Talk about a mood-killer, huh?

Just last week, we clued you in on an East Asian tick species called the “bush tick” that popped up in the States for the very first time last summer in New Jersey. Unfortunately, that specific tick species, which can infect folks with hemorrhagic fever among other things, seems to have set its roots firmly in the state.

Today, we’re here to deliver even more bad news on the tick front…

Over the past decade or so, doctors have become increasingly alarmed about the prevalence of the lone star tick, a species of arachnid that, believe it or not, can cause bite victims to develop a red meat allergy. For years, the lone star tick was only on the radar of doctors and public health officials in Southwestern states, particularly Texas, but now cases have been popping up as far north as Minnesota and as far west as Kansas.

So, what makes the lone star tick so dangerous? While there’s still quite a bit of debate as to whether or not the species spreads the much-feared Lyme disease, its bite can still be dangerous, and even lethal in some cases.

Why tick bite victims are developing the alpha-gal allergy

Alpha-gal may sound like a cool, female-fronted rock band, but it is anything but! In reality, it is an allergy to red meat that, scientists surmise, can be spread by the bite of the lone star tick. Although some doubts have been raised about the source of the allergy, these bites constitute an estimated 80% of alpha-gal cases found in humans.

Like any other food allergy, the severity can vary from person to person; some victims don’t notice any changes, others might feel ill after eating a piece of steak, while the most severely affected could go into anaphylaxis.

What’s particularly scary about this is that, according to a study published in the Journal of Primary Care and Health, symptoms are usually delayed in most patients, which means that it can be hard for doctors to pin down why more serious health ramifications might occur, seemingly out of nowhere.

As a matter of fact, the same study concluded that the vast majority of alpha-gal allergy sufferers found the condition on their own through home research and it wasn’t until they brought it up to their doctors that the necessary blood tests were ordered.

So, what’s the moral of this frightening tick nightmare?

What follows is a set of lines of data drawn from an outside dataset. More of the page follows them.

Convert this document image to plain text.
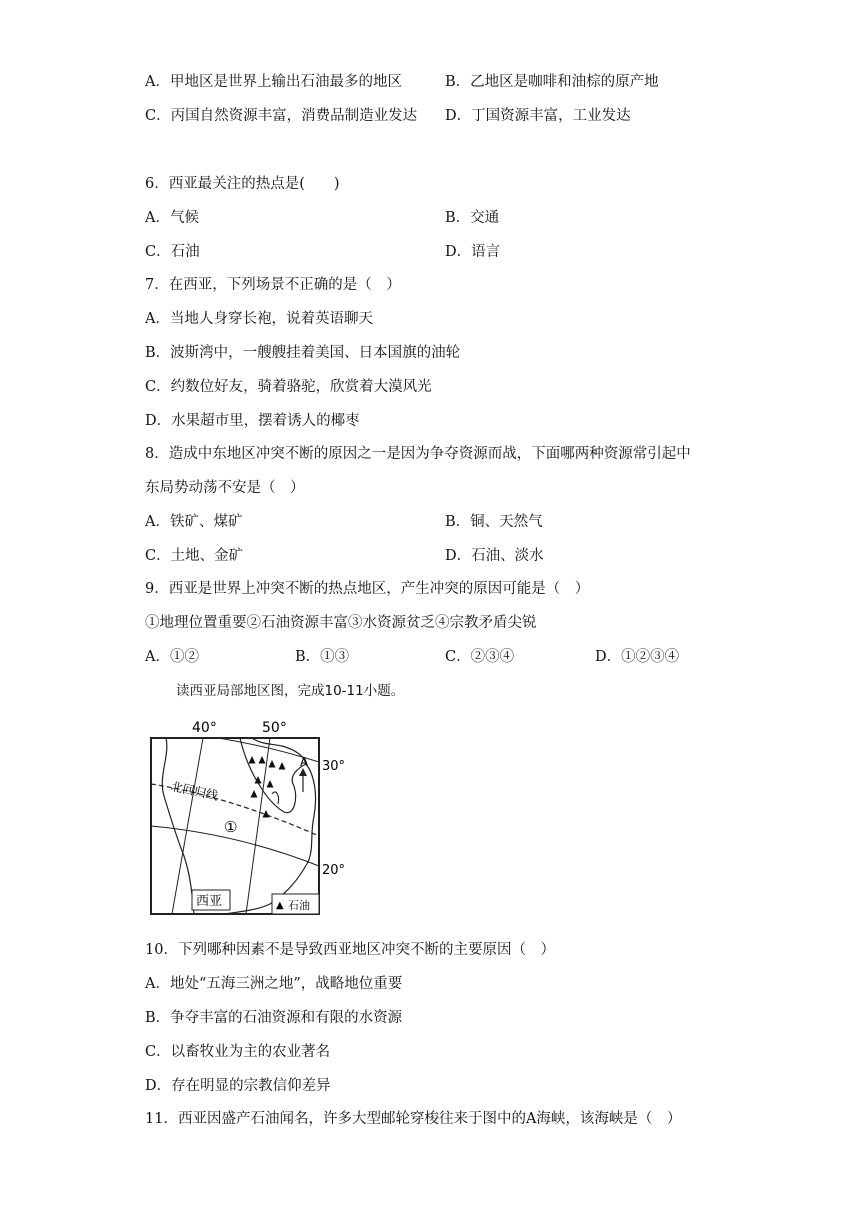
A．甲地区是世界上输出石油最多的地区	B．乙地区是咖啡和油棕的原产地
C．丙国自然资源丰富，消费品制造业发达 D．丁国资源丰富，工业发达
6．西亚最关注的热点是(　　)
A．气候	B．交通
C．石油	D．语言
7．在西亚，下列场景不正确的是（　）
A．当地人身穿长袍，说着英语聊天
B．波斯湾中，一艘艘挂着美国、日本国旗的油轮
C．约数位好友，骑着骆驼，欣赏着大漠风光
D．水果超市里，摆着诱人的椰枣
8．造成中东地区冲突不断的原因之一是因为争夺资源而战，下面哪两种资源常引起中
东局势动荡不安是（　）
A．铁矿、煤矿	B．铜、天然气
C．土地、金矿	D．石油、淡水
9．西亚是世界上冲突不断的热点地区，产生冲突的原因可能是（　）
①地理位置重要②石油资源丰富③水资源贫乏④宗教矛盾尖锐
A．①②	B．①③	C．②③④	D．①②③④
读西亚局部地区图，完成10-11小题。
40°	50°
30°
20°
北回归线
A
①
西亚	▲ 石油
10．下列哪种因素不是导致西亚地区冲突不断的主要原因（　）
A．地处“五海三洲之地”，战略地位重要
B．争夺丰富的石油资源和有限的水资源
C．以畜牧业为主的农业著名
D．存在明显的宗教信仰差异
11．西亚因盛产石油闻名，许多大型邮轮穿梭往来于图中的A海峡，该海峡是（　）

If you know, or you have a reason to believe, that you have ever been bitten by a tick, and you now seem to have developed a sensitivity to red meat, it’s time that you communicate your story to a trusted medical professional.

As with many food allergies, the symptoms can worsen or get better with time, so it’s important that you explore the issue with your doctor before you either re-introduce or fully eliminate red meat and bovine products from your diet.

Stay safe out there, sun-worshippers! Always remember to check yourself and your loved ones for ticks, especially if you are enjoying your day in a heavily wooded or forested area!

What are your thoughts on the lonestar tick? Have you developed the alpha-gal allergy due to a bite? If so, how has it affected your life?